Peneliti : Drs. H. Achmad Sidiq, M.S.I., , Drs. Bisri Ruchani, , , Samidi, Subkhan Ridlo,
Kategori: Draft Regulasi
Unit Kerja: BLA-Semarang
Keputusan Komisi Penyiaran Indonesia Nomor 009/SK/KPI/8/2004 tentang pedomana perilaku penyiaran dan standar program siaran pada bab II pasal 3 bahwa lembaga penyiaran dalam menjalankan aktivitasnya, menggunakan spektrum frekuensi radio yang merupakan sumber daya alam terbatas. Sehingga pemanfaatannya harus senantiasa ditujukan untuk kemaslahatan masyarakat sebesar-besarnya. Agar kemaslahatan dapat terlaksana telah diatur pada bab IV tentang kesopanan, kepantasan dan kesusilaan. Dijabarkan pada pasal 31 bahwa lembaga penyiaran harus senantiasa berhati-hati agar isi siaran yang dipancarkan tidak merugikan, menimbulkan efek negatif atau berantakan dan manyinggung nilai-nilai dasar yang dimiliki beragam kelompok .
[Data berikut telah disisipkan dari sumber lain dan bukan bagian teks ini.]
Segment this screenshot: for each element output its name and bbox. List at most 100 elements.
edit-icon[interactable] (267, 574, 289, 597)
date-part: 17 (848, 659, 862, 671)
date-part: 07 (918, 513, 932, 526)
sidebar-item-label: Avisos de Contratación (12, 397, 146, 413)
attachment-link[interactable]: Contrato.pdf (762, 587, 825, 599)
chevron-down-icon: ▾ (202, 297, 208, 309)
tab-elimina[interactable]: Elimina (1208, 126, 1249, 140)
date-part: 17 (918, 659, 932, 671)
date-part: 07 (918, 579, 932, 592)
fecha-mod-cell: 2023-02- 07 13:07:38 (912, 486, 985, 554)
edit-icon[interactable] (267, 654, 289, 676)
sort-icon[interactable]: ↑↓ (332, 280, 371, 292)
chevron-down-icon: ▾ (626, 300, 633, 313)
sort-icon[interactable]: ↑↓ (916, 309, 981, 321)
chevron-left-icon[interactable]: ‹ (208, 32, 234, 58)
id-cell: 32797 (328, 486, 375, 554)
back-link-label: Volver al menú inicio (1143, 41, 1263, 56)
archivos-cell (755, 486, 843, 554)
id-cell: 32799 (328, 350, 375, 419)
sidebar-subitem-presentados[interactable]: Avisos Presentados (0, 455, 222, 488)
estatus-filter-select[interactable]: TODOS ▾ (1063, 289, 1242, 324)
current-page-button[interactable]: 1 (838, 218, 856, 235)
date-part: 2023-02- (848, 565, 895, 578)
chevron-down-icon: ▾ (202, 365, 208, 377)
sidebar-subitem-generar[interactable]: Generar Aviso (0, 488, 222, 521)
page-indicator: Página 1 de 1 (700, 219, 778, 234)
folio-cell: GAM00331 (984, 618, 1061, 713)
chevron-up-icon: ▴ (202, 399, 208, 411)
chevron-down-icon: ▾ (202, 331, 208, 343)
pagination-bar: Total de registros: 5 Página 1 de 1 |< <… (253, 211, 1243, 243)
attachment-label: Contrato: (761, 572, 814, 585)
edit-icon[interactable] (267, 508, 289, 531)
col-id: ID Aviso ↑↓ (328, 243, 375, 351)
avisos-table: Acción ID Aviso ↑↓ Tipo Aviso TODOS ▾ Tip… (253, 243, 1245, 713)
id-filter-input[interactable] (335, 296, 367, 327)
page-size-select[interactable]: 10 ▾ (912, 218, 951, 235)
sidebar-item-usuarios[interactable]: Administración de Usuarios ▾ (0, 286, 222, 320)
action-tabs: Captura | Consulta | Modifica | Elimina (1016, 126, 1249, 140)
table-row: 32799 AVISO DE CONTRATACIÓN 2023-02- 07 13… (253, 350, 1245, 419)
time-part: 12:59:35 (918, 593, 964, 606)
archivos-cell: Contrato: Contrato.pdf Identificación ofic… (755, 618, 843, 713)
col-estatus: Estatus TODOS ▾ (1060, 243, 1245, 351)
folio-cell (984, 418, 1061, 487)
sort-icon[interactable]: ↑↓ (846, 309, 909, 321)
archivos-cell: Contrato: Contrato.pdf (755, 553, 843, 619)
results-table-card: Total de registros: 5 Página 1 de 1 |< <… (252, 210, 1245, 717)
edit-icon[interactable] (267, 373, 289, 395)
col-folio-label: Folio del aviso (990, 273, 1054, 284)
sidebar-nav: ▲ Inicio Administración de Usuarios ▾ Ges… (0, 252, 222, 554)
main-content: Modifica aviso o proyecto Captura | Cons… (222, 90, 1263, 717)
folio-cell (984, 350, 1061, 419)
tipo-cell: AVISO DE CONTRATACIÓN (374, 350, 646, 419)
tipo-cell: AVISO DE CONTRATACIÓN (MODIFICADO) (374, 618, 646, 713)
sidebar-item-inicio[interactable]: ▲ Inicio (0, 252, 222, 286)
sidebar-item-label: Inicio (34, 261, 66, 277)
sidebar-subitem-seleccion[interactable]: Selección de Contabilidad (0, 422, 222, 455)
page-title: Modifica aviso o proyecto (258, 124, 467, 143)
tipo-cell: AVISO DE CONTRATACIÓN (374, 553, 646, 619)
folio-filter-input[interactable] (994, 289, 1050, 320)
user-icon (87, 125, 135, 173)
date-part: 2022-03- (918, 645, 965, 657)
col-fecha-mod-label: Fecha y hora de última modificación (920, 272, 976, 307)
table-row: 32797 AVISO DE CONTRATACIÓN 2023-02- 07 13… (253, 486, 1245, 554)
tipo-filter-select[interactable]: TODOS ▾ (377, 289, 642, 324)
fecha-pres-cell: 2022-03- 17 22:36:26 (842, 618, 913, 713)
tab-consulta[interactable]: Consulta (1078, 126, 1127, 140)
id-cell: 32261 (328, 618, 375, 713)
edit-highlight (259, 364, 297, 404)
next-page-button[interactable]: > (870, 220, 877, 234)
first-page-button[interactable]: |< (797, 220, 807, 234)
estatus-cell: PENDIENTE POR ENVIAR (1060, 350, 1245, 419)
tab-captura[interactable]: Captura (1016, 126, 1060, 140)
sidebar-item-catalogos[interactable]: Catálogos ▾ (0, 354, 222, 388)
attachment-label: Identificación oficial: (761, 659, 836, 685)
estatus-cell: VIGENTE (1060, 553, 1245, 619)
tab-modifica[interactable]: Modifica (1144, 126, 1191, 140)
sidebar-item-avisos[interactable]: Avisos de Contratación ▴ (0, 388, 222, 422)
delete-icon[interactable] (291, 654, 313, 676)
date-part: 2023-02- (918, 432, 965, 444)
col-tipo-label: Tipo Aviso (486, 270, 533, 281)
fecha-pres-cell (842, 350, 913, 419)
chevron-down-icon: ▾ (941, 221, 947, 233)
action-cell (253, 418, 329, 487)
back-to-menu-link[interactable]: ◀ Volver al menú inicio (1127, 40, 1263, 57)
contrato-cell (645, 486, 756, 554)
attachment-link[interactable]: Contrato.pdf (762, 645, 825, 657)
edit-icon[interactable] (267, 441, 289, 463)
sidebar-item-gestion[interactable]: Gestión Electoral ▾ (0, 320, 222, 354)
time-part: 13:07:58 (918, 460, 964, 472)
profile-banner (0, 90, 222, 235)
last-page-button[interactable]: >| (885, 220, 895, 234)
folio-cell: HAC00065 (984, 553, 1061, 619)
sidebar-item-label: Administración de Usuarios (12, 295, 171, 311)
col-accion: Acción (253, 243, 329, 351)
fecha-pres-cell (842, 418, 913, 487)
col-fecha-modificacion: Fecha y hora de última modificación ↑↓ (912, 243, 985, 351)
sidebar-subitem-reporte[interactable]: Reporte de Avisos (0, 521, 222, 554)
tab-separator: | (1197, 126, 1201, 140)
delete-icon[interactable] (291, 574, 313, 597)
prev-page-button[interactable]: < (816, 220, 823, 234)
Khusus pada penyiaran keagamaan, agar bab IV pasal 31 berjalan dengan baik maka materi agama dapat tampil pada acara agama dan harus mengikuti ketentuan sebagaimana pasal 56, sebagai berikut: a. lembaga penyiaran dilarang menyiarkan program yang mengandung serangan; b. penghinaan atau pelecehan terhadap pandangan dan keyakinan keagamaan tertentu; siaran agama harus menghargai etika hubungan antaragama; c. tatakala terdapat kontroversi mengenai salah satu versi pandangan/aliran dalam agama tertentu, lembaga penyiaran harus menyajikan kontroversi tersebut secara seimbang; d. lembaga penyiaran tidak menyajikan program berisi penyebaran ajaran dari suatu sekte, kelompok atau praktik agama tertentu yang dinyatakan pihak berwenang sebagai kelompok yang menyimpang dan sesat; e. lembaga penyiaran tidak menyajikan program berisikan perbandingan antaragama; f. lembaga penyiaran tidak boleh menyajikan informasi tentang perpindahan agama seseorang atau sekelompok orang secara rinci dan berlebihan, terutama menyangkut alasan perpindahan agama.
Berdasarkan ketentuan-ketentuan tersebut di atas, seharusnya lembaga-lembaga penyiaran yang ada di masyarakat menaati segala ketentuan yang ada dengan sebaik-baiknya. Persoalan muncul ketika ada pihak-pihak yang menafsirkan beberapa ketentuan secara berbeda sehingga berpotensi terjadi benturan dalam masyarakat akibat adanya penyiaran keagamaan melalui radio itu. Berdasarkan hal itu maka perlu ada peninjauan ulang berbagai ketentuan yang ada maupun implementasinya di masyarakat. Oleh karena itu, Balai Penelitian dan Pengembangan Agama Semarang menganggap penting persoalan itu dan bermaksud untuk mengadakan kegiatan workshop tentang regulasi dan implementasi penyiaran agama melalui radio.
Kegiatan Workshop pola penyiaran agama melalui radio di Jawa Tengah, tanggal 10-13 Oktober 2015. Acara tersebut bertempat di Balai Diklat Keagamaan Semarang. Secara umum peserta memberikan informasi mengenai materi siaran keagamaan di radio, bahkan ada yang mengatakan radio komunitas selalu rusak tersambar petir dan kesulitan pendanaan.
Kegiatan ini dapat disimpulkan pertama sesuai peraturan yang berlaku radio harus menyediakan 10 persen untuk siaran agama. Namun pengelola radio belum melaksanakannya. Kedua sesuai peraturan, pengelola radio harus memiliki dokumentasi rekaman kurang lebih selama satu tahun, ternyata radio di Jawa Tengah tidak memiliki dokumen rekaman, sehingga menyulitkan untuk dilakukan penelitian. Ketiga ternyata acara keagamaan menjadi beban tersendiri bagi pengelola radio sehingga acara keagamaan diletakkan pada ranting yang rendah.